Too much RunTime

Dear All

I have several consecutive kernels in each OpenMP thread of the type:

//Allocate 16 streams
#pragma omp parallel num_threads(16)
{
z5=omp_get_thread_num();
kernel1<<<SYMB/32,32,0,stream[z5]>>>(…);
process1<<<NRSAMPLES/32,32,0,stream[z5]>>>(…);


}


I allocate and pass all the data to the GPU before counting the time. And pass from GPU only a small result array. I am using CUDA 6.5 but I am passing explicitly the data for the GPU.

I get about 300ms in a K40 and 400ms in a GeForce 740M. I reduced the processing by 4 and pass from double precision computation to single precision with gains of about 20-30ms only.

I am suspecting that perhaps this is time of compilation or offload of the kernels. Can it be? If so how I compile and offload the kernels at the beginning of the host program and it will not needed to do the same again.

Thanks

Luis Gonçalves

I would suggest using the CUDA profiler to find out where time is spent. since you aren’t showing your code, it is not clear what is included in the timed portion of your code. for all we know it may include CUDA context creation time, or even file I/O. Are you running the GPU in persistent mode to avoid unloading/reloading of the driver?

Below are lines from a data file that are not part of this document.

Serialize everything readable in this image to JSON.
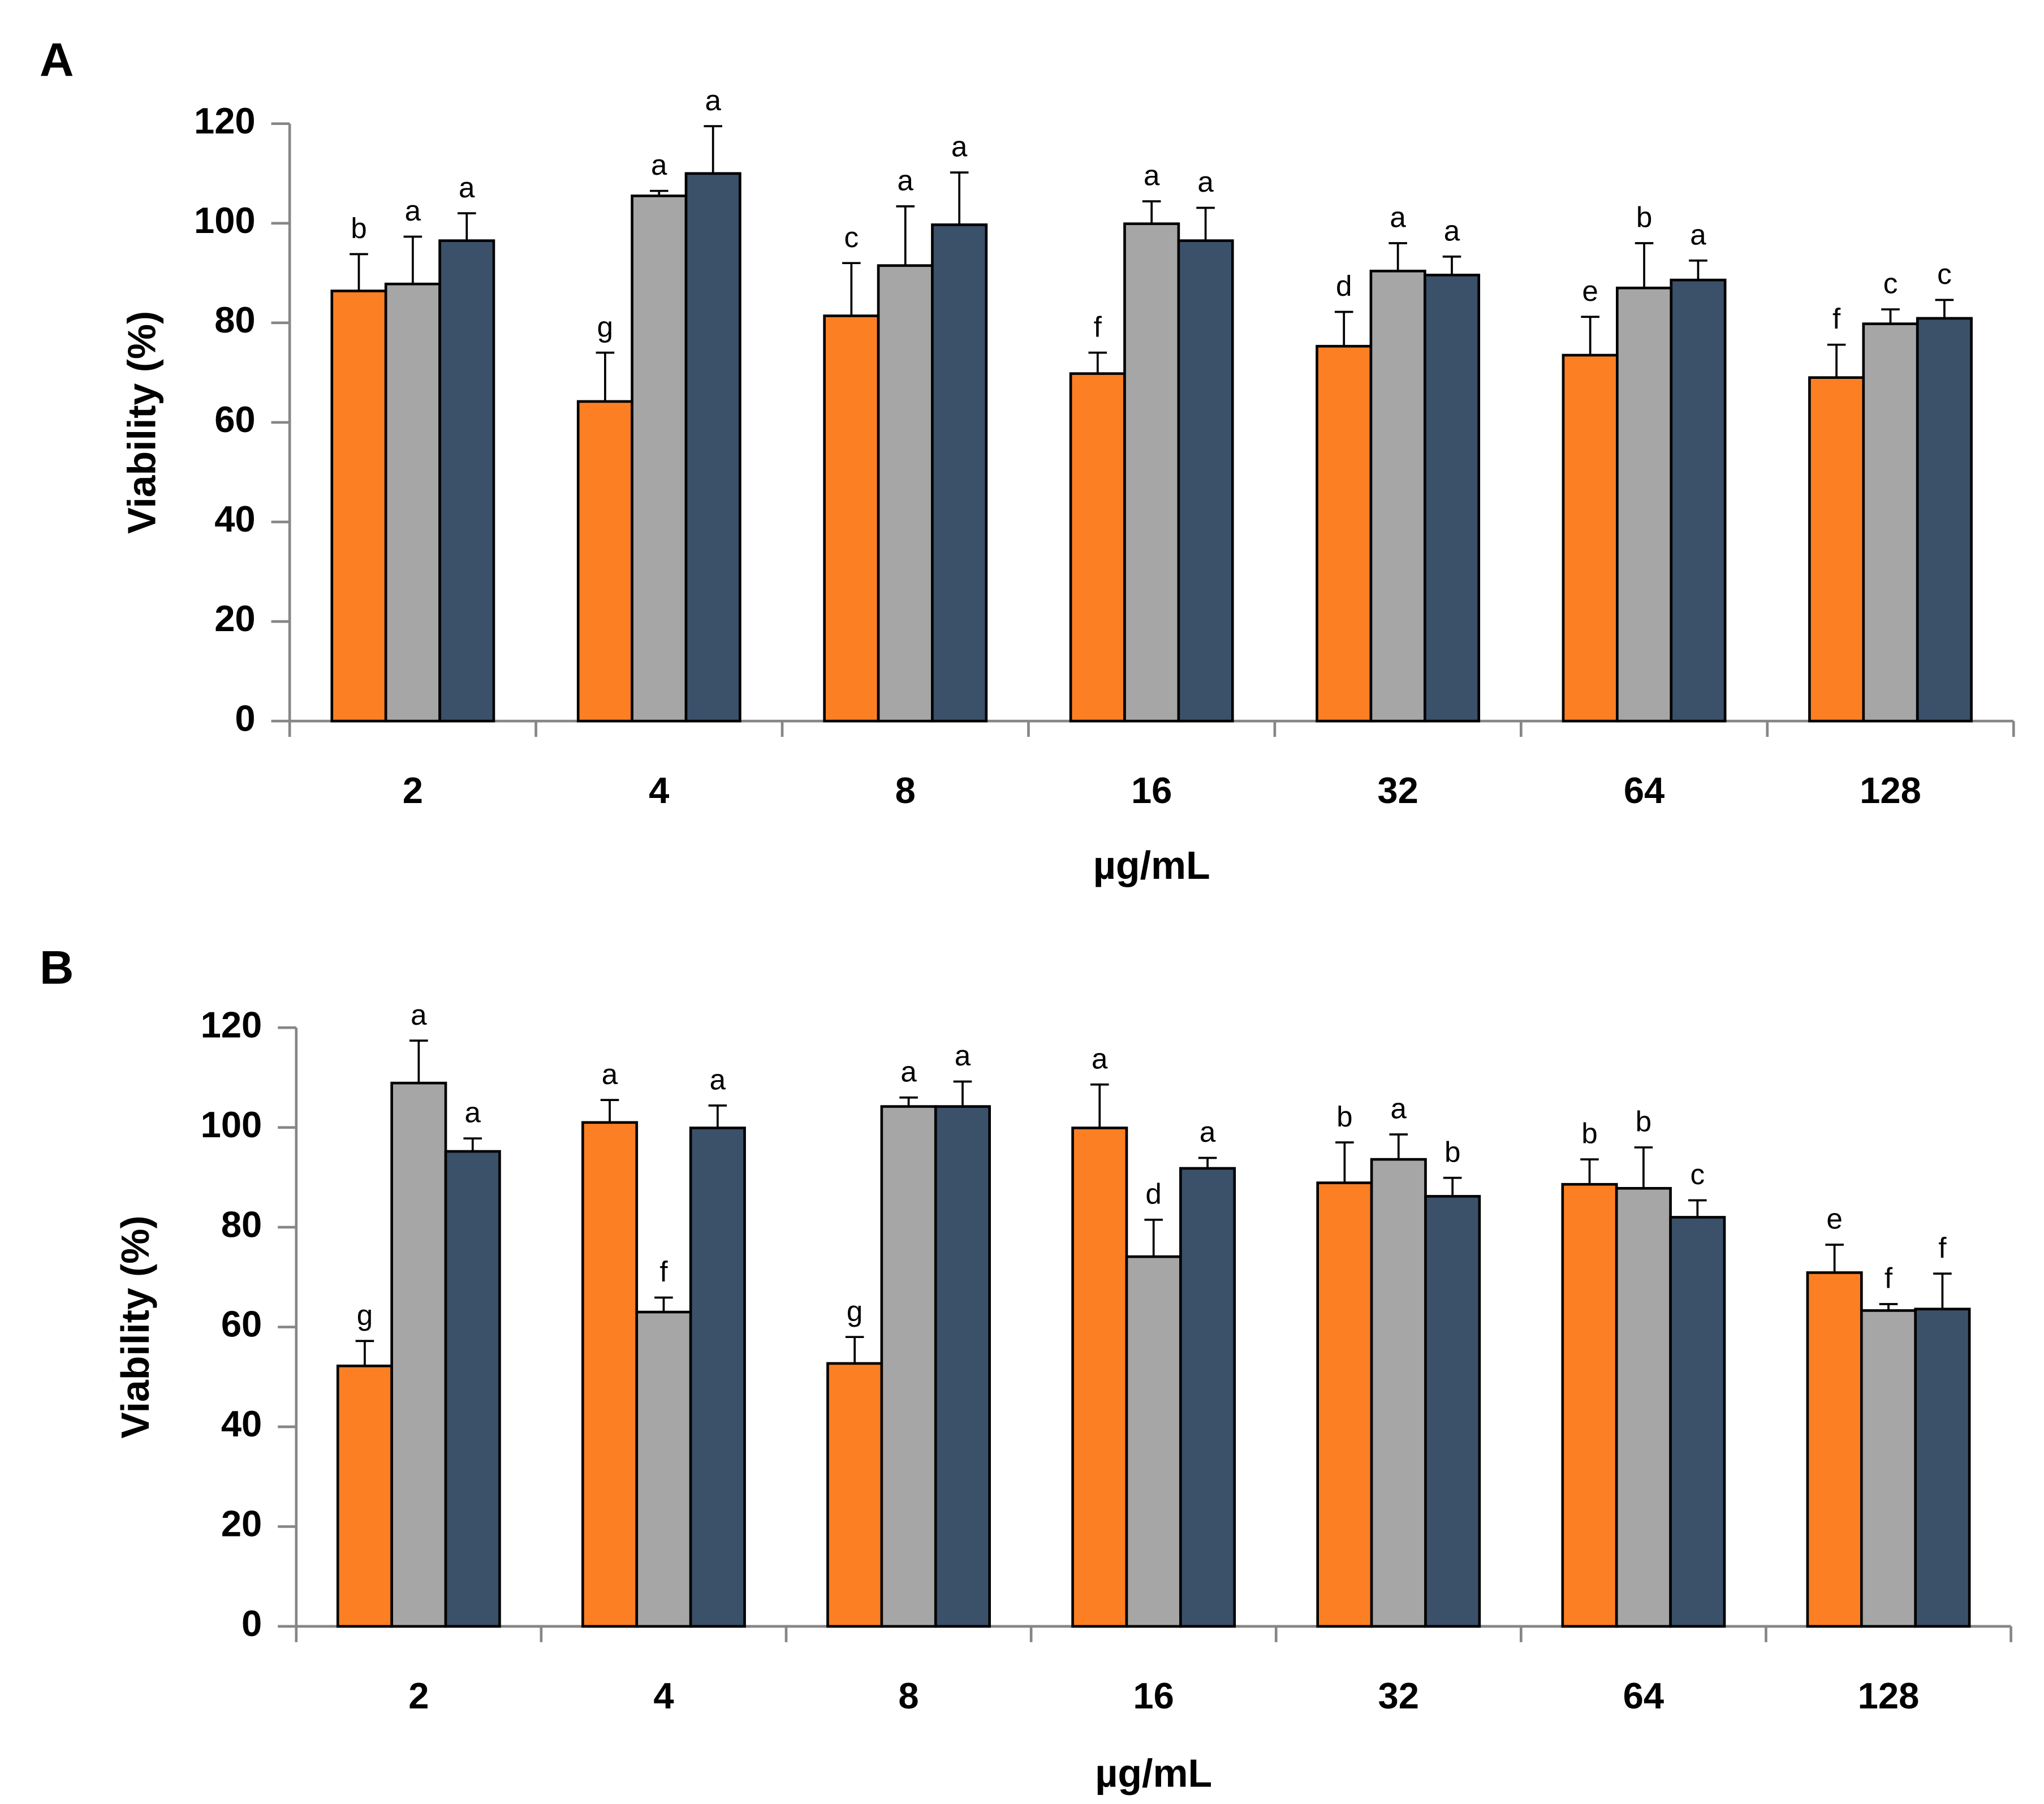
{
  "chart_data": [
    {
      "type": "bar",
      "panel": "A",
      "xlabel": "µg/mL",
      "ylabel": "Viability (%)",
      "categories": [
        "2",
        "4",
        "8",
        "16",
        "32",
        "64",
        "128"
      ],
      "ylim": [
        0,
        120
      ],
      "yticks": [
        0,
        20,
        40,
        60,
        80,
        100,
        120
      ],
      "series": [
        {
          "color": "#fd7f23",
          "values": [
            86.4,
            64.2,
            81.4,
            69.8,
            75.3,
            73.5,
            69
          ],
          "errors": [
            7.4,
            9.8,
            10.6,
            4.2,
            6.9,
            7.7,
            6.6
          ],
          "letters": [
            "b",
            "g",
            "c",
            "f",
            "d",
            "e",
            "f"
          ]
        },
        {
          "color": "#a6a6a6",
          "values": [
            87.8,
            105.5,
            91.5,
            99.9,
            90.4,
            87,
            79.8
          ],
          "errors": [
            9.5,
            1,
            11.9,
            4.5,
            5.6,
            9,
            2.9
          ],
          "letters": [
            "a",
            "a",
            "a",
            "a",
            "a",
            "b",
            "c"
          ]
        },
        {
          "color": "#3b5069",
          "values": [
            96.5,
            110,
            99.7,
            96.5,
            89.6,
            88.6,
            80.9
          ],
          "errors": [
            5.5,
            9.5,
            10.5,
            6.6,
            3.7,
            3.9,
            3.7
          ],
          "letters": [
            "a",
            "a",
            "a",
            "a",
            "a",
            "a",
            "c"
          ]
        }
      ]
    },
    {
      "type": "bar",
      "panel": "B",
      "xlabel": "µg/mL",
      "ylabel": "Viability (%)",
      "categories": [
        "2",
        "4",
        "8",
        "16",
        "32",
        "64",
        "128"
      ],
      "ylim": [
        0,
        120
      ],
      "yticks": [
        0,
        20,
        40,
        60,
        80,
        100,
        120
      ],
      "series": [
        {
          "color": "#fd7f23",
          "values": [
            52.2,
            101,
            52.7,
            99.9,
            88.9,
            88.6,
            70.9
          ],
          "errors": [
            5,
            4.5,
            5.3,
            8.7,
            8.1,
            5,
            5.6
          ],
          "letters": [
            "g",
            "a",
            "g",
            "a",
            "b",
            "b",
            "e"
          ]
        },
        {
          "color": "#a6a6a6",
          "values": [
            108.9,
            63,
            104.2,
            74.1,
            93.6,
            87.8,
            63.3
          ],
          "errors": [
            8.5,
            2.9,
            1.8,
            7.4,
            5,
            8.2,
            1.3
          ],
          "letters": [
            "a",
            "f",
            "a",
            "d",
            "a",
            "b",
            "f"
          ]
        },
        {
          "color": "#3b5069",
          "values": [
            95.2,
            99.9,
            104.2,
            91.8,
            86.2,
            82,
            63.6
          ],
          "errors": [
            2.6,
            4.5,
            5,
            2.1,
            3.7,
            3.4,
            7.1
          ],
          "letters": [
            "a",
            "a",
            "a",
            "a",
            "b",
            "c",
            "f"
          ]
        }
      ]
    }
  ]
}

If you use the -arch switch of nvcc to compile your code, both PTX and machine code (SASS) for your architecture will be embedded in the resulting executable. As long as SASS matching the GPU architecture is available in the binary, there won’t be any JIT compilation at CUDA context creation, the driver will simply load the binary machine code into GPU memory, which doesn’t take much time (certainly not 100s of milliseconds). If you need to target more than one architecture you can easily build a “fat binary” that includes SASS for multiple architectures using the -gencode switch. Example for a CC3.0 device like the GTX 740M plus a CC 3.5 device like the K40: -gencode arch=compute_30,code=sm_30 -gencode arch=compute_35,code=sm_35

I don’t know what you mean by “I reduced the processing by 4”. Do you mean you ran a problem of 1/4 the size that (assuming time complexity of the code is O(n)) should run in 1/4 the time? If so, the relatively small reduction in time that resulted would seem to indicate that kernel execution time is a minor portion of overall measured execution time. Again, the profiler will help you find out how much time is spent in various activities such as kernel execution and host/device copies.